British MPs have been highly skeptical of the conclusions made by Ms. Achiume, calling them ‘complete rubbish’ and ‘not worth the paper they are written on,’ and claiming that she’s completely misunderstood the vote. One of her biggest critics in the House of Commons may have been Tory MP Peter Bone, who said that Ms. Achiume was ‘totally ill-informed and doesn’t understand Brexit’ for making the claim that Britain is more discriminatory now than it was before Brexit. Mr. Bone suggested rather the current immigration policies under the European Union to be racist as they allow E.U. nationals to move freely to the U.K. while establishing stricter control on members of other nationalities, and suggested that the immigration system should be equal for all applicants no matter the country of origin. Another Tory MP, Jacob-Rees Mogg, who has been highly vocal of his support for Brexit, also had some harsh words for Ms. Achiume, targetting the credibility of U.N. by saying ‘The UN ought to have better things to do than issue tendentious reports about the UK.’

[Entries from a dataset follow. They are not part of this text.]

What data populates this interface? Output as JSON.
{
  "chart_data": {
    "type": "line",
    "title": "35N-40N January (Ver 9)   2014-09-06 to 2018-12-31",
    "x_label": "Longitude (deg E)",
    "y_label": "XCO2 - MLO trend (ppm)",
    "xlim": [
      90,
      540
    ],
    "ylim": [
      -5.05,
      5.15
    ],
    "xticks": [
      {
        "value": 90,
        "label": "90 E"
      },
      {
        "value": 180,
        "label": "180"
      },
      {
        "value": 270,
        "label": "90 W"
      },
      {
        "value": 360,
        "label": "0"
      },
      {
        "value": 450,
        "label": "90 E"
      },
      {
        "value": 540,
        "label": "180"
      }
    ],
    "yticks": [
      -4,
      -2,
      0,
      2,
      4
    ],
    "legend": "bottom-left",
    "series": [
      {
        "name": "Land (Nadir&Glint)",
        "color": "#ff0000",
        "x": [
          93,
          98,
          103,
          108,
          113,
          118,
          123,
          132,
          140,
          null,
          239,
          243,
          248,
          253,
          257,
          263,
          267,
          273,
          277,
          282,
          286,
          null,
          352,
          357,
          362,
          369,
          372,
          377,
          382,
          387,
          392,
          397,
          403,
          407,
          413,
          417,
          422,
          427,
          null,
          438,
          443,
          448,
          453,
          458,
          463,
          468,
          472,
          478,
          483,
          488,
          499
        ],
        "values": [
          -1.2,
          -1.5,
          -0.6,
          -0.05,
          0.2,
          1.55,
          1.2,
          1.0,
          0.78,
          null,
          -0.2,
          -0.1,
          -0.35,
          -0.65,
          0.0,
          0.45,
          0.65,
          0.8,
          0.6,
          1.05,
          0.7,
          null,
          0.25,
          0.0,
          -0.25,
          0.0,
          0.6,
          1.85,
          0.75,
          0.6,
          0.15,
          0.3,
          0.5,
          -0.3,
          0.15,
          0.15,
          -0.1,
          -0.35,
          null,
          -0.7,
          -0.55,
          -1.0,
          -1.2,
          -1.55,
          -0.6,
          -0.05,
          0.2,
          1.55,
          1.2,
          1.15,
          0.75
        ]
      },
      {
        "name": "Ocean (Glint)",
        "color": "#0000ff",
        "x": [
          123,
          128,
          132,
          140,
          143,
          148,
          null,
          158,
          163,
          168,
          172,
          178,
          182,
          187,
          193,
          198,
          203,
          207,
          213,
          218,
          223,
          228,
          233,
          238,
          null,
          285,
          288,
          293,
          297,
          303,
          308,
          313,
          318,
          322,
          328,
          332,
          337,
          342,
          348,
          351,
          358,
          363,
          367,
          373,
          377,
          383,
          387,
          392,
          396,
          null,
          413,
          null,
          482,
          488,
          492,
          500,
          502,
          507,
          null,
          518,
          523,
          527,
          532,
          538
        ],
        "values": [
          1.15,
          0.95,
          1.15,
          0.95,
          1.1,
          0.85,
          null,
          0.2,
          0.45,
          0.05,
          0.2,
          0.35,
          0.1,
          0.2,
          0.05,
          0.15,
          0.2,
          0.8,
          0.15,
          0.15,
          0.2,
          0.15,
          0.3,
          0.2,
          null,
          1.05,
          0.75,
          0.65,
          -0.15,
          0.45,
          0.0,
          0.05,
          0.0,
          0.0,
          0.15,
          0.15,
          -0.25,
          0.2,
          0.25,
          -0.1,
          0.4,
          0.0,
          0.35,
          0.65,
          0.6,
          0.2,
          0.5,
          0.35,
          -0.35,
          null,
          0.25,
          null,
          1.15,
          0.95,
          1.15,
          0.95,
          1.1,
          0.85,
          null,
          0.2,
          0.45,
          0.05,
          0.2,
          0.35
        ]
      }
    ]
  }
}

Not only does Ms. Achiume believe that Great Britain has made bad legislation regarding immigration and terrorism, she believes it’s a part of ‘structural socioeconomic exclusion‘ of racial and ethnic communities in the country. She, along with other U.N. ‘experts’ on the issue, repeated this in a U.N. report, where they also claimed there to be a ‘criminalisation of people of African descent and other minorities in the UK’ – whatever that may mean.
She isn’t, however, the first U.N. dignitary critical of the human rights record of Great Britain. Among them are Yves Cabannes, Raquel Rolnik, Rashida Manjoo and Leilani Farha. Most nutorious of them is Mrs. Rolnik, a critic of the British ‘bedroom tax’ – a measure initiated in 2013 reducing housing benefits for people with spare bedrooms – has become infamous for admitting to have sacrificed an animal to Karl Marx while studying for her Master in architecture so he would ‘leave her alone’ to study in peace.
Ms. Achiume’s report on Brexit’s implications for the prevalence of discrimination in Great Britain will be published in June 2019, but are unlikely to have big effect on British policy-making considering her already having lost respect by British politicians for suggesting the correlation.